About the job
At Thinking Machines Lab, our mission is to empower humanity by advancing collaborative general intelligence. We are dedicated to creating a future where everyone has access to the knowledge and tools necessary to harness AI for their unique needs and aspirations.
Our team consists of scientists, engineers, and builders who have contributed to some of the most popular AI products, including ChatGPT and Character.ai. We have developed influential open-weight models like Mistral and have been active in renowned open-source projects such as PyTorch, OpenAI Gym, Fairseq, and Segment Anything.
About the Role
We are currently seeking a Compensation Partner to join our Operations team. In this pivotal role, you will take ownership of the entire compensation framework at Thinking Machines—from shaping our compensation philosophy and job architecture to collaborating on daily compensation and offer decisions.
Your contributions will directly influence our capacity to attract and retain top-tier talent. We are on the lookout for a Compensation Partner who possesses a strong viewpoint alongside a robust process.
What You’ll Do
- Design and implement a comprehensive compensation framework and programs to attract and retain exceptional talent.

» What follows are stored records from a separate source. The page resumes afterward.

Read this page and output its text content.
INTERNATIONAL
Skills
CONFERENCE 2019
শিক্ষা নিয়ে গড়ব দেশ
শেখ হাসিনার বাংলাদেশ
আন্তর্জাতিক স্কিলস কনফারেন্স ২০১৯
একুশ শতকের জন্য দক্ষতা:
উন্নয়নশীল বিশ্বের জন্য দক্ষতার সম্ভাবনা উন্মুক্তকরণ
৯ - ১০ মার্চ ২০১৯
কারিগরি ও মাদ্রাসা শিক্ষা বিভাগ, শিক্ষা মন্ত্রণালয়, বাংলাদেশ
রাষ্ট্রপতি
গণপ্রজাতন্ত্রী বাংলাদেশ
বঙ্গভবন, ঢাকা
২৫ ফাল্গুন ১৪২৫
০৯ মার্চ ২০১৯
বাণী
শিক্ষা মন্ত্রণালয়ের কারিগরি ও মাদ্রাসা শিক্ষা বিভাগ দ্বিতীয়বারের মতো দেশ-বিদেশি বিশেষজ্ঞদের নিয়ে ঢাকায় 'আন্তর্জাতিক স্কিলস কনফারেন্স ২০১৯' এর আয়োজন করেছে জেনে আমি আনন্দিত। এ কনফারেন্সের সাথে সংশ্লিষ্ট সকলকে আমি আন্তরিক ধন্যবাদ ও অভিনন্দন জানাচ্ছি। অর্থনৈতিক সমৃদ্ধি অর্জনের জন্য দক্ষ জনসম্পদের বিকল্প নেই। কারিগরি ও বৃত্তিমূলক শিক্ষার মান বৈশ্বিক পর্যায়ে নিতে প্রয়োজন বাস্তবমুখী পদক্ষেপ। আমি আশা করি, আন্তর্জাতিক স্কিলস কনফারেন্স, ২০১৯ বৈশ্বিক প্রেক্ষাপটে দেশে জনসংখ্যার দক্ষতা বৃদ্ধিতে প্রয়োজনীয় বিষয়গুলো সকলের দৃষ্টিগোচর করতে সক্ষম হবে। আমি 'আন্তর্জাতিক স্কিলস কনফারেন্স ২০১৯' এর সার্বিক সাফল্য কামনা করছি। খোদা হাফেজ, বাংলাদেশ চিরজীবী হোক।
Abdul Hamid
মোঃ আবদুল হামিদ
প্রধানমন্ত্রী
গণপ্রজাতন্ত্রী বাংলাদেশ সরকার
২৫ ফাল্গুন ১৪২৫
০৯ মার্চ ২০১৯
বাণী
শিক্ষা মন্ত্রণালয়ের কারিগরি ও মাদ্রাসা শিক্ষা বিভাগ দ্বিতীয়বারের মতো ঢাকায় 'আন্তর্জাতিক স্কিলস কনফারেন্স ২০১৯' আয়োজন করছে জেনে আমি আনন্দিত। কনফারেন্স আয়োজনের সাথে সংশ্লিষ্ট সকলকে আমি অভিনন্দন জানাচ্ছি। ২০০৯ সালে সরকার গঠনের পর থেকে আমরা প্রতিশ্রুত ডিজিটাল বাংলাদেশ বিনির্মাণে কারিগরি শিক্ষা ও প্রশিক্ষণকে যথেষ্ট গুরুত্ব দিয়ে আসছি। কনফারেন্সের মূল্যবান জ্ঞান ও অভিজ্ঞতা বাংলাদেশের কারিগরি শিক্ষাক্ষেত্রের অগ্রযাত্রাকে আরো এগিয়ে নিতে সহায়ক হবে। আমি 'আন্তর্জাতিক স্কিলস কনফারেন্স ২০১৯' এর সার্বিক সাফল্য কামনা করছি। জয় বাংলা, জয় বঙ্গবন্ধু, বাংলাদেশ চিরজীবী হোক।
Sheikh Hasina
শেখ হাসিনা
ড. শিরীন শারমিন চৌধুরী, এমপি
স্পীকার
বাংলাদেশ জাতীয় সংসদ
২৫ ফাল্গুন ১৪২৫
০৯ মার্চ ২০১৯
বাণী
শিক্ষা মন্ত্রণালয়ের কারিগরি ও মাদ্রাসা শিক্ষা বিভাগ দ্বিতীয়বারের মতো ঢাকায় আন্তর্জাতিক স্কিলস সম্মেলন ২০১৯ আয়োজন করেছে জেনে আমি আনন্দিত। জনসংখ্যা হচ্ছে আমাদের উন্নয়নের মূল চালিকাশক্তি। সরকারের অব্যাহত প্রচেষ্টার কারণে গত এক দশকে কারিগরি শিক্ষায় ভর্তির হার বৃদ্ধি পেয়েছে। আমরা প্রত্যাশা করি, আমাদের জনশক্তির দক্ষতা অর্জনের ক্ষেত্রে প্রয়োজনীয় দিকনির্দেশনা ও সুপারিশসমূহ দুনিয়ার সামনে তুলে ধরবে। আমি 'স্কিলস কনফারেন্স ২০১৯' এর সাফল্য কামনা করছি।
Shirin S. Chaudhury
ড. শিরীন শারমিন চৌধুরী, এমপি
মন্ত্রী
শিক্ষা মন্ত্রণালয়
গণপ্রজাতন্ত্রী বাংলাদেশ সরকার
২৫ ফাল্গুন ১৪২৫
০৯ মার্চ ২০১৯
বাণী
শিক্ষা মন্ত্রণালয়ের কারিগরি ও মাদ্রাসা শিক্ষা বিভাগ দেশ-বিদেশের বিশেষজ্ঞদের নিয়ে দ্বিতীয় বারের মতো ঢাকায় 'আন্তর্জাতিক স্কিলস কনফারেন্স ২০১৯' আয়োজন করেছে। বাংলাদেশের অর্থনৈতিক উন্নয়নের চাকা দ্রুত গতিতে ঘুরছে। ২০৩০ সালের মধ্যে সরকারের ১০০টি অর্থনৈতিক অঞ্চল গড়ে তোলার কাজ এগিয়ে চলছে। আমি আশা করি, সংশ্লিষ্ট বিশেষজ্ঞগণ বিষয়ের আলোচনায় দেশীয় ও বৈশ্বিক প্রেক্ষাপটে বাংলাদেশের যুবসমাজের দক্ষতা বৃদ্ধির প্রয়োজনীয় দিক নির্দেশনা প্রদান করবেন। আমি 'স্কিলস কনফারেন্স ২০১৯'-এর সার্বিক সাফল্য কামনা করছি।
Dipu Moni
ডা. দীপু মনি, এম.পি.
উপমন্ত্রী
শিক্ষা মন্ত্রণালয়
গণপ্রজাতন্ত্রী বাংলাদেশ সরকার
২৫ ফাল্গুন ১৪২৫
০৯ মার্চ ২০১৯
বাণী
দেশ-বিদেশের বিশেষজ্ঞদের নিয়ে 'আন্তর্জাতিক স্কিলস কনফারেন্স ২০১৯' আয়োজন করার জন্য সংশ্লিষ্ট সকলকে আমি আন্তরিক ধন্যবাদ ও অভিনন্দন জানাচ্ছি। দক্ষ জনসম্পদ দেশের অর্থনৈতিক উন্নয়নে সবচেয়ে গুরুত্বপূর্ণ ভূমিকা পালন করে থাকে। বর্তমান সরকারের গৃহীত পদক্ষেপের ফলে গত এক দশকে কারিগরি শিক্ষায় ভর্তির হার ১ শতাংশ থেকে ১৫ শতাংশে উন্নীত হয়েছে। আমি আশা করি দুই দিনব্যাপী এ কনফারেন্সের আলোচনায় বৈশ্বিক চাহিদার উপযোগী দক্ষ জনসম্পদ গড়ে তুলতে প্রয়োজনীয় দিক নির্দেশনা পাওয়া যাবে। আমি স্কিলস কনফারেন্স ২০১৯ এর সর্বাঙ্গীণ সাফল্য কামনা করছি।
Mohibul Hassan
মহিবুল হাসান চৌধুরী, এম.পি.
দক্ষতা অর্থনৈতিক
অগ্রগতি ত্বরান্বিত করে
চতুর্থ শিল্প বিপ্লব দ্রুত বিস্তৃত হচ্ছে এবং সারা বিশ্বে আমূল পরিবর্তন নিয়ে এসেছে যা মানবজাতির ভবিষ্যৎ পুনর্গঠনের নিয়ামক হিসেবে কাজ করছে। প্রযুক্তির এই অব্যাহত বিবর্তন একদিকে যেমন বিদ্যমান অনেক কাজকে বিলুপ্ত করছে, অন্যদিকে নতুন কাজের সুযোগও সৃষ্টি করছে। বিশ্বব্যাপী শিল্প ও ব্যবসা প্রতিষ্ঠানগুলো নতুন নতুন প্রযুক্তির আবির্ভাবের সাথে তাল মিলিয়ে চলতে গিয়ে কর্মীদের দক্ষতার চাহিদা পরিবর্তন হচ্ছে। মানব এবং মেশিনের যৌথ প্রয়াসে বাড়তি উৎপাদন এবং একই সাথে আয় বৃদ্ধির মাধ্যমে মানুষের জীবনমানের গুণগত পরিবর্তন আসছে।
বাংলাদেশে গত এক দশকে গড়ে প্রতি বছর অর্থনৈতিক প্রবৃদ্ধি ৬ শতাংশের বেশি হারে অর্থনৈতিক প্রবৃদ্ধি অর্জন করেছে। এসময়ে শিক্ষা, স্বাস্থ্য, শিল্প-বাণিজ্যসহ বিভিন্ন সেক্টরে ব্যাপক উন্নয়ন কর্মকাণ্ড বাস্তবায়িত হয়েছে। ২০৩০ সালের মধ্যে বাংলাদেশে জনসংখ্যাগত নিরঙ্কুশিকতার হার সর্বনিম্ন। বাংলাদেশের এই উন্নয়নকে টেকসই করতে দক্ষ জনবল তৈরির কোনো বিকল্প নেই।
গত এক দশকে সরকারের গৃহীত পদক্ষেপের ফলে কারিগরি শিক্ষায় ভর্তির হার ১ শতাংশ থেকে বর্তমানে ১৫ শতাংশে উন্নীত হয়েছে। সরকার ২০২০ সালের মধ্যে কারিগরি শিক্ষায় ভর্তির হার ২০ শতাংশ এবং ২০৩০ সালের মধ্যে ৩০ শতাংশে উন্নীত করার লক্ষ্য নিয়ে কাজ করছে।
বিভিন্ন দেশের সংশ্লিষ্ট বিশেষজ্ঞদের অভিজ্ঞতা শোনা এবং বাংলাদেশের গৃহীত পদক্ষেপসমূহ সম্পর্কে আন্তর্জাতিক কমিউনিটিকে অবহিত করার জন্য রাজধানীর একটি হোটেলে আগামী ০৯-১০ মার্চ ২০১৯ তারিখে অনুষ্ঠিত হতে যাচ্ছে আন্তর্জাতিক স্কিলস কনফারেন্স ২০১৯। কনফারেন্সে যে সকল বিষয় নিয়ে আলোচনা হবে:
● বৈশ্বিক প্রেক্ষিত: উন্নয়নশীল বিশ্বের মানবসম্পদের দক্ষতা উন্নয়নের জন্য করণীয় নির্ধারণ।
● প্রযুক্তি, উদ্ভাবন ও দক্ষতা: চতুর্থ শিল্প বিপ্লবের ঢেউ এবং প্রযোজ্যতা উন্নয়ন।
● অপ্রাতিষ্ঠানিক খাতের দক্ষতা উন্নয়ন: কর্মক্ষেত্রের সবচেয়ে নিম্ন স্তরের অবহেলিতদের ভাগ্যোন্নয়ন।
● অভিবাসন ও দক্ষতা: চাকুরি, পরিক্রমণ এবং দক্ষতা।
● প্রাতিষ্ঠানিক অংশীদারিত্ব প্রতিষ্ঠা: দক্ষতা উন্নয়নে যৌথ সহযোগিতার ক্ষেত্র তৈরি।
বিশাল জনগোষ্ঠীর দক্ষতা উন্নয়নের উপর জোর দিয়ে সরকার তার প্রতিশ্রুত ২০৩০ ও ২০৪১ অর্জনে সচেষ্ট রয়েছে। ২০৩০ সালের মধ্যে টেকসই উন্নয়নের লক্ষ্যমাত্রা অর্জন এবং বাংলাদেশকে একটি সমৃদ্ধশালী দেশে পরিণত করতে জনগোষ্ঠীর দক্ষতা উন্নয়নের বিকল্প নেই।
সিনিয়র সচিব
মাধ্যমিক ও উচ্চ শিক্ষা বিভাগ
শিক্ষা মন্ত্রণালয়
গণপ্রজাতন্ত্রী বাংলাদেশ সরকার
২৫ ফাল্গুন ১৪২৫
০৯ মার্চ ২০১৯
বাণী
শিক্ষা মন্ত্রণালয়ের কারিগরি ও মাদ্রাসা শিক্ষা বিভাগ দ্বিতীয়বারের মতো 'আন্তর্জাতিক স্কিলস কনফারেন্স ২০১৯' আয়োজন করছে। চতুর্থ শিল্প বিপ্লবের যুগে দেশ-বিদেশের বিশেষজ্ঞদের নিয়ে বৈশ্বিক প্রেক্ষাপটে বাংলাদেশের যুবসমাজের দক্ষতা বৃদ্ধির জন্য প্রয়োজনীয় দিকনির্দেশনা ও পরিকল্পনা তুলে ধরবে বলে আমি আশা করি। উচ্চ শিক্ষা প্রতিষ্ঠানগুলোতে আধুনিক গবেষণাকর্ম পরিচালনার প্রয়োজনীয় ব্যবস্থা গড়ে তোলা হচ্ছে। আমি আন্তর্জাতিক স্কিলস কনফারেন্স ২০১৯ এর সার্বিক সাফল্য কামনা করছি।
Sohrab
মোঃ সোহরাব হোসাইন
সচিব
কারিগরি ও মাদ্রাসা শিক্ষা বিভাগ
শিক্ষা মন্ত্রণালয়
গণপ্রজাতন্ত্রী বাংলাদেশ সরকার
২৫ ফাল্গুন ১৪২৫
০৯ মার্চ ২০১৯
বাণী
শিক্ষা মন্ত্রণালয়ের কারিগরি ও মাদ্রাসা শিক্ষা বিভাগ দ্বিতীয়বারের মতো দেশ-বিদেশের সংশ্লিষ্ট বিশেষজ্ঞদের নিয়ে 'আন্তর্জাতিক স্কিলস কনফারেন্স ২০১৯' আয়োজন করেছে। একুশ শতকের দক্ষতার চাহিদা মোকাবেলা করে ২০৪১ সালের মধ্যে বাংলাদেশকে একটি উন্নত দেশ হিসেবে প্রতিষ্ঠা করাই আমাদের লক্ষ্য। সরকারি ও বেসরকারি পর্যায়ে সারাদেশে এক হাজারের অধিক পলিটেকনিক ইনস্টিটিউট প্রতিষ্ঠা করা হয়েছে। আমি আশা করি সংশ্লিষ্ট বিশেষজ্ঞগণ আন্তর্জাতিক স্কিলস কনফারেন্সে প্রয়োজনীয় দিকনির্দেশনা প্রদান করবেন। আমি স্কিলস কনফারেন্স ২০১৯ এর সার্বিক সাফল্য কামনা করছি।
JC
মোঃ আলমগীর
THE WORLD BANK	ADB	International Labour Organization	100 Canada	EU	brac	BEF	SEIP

- Advise managers and leadership on compensation decisions regarding offers, promotions, and retention strategies.
- Develop our compensation strategy informed by market research, analytical insights, and your own expertise, acknowledging that traditional benchmarks may lag behind current market realities.
- Collaborate with finance and leadership to establish an equity compensation framework.
- Effectively communicate compensation structures to candidates and employees, fostering trust and transparency.
Skills and Qualifications
Minimum Qualifications:
- 7+ years of compensation experience in a high-growth environment.
- Demonstrated success in building compensation programs from the ground up, preferably in an early-stage setting.
- Experience navigating a competitive and dynamic talent market without relying solely on benchmarks and established processes.
- Ability to articulate a clear and compelling compensation philosophy.
Preferred Qualifications:
- Experience with AI labs, foundation model companies, or high-growth tech firms where compensation practices evolve more rapidly than standard survey cycles.
- Familiarity with the compensation landscape across various functions, including research (PhDs, postdocs, industry researchers), engineering, and non-technical roles, recognizing the differing expectations in each area.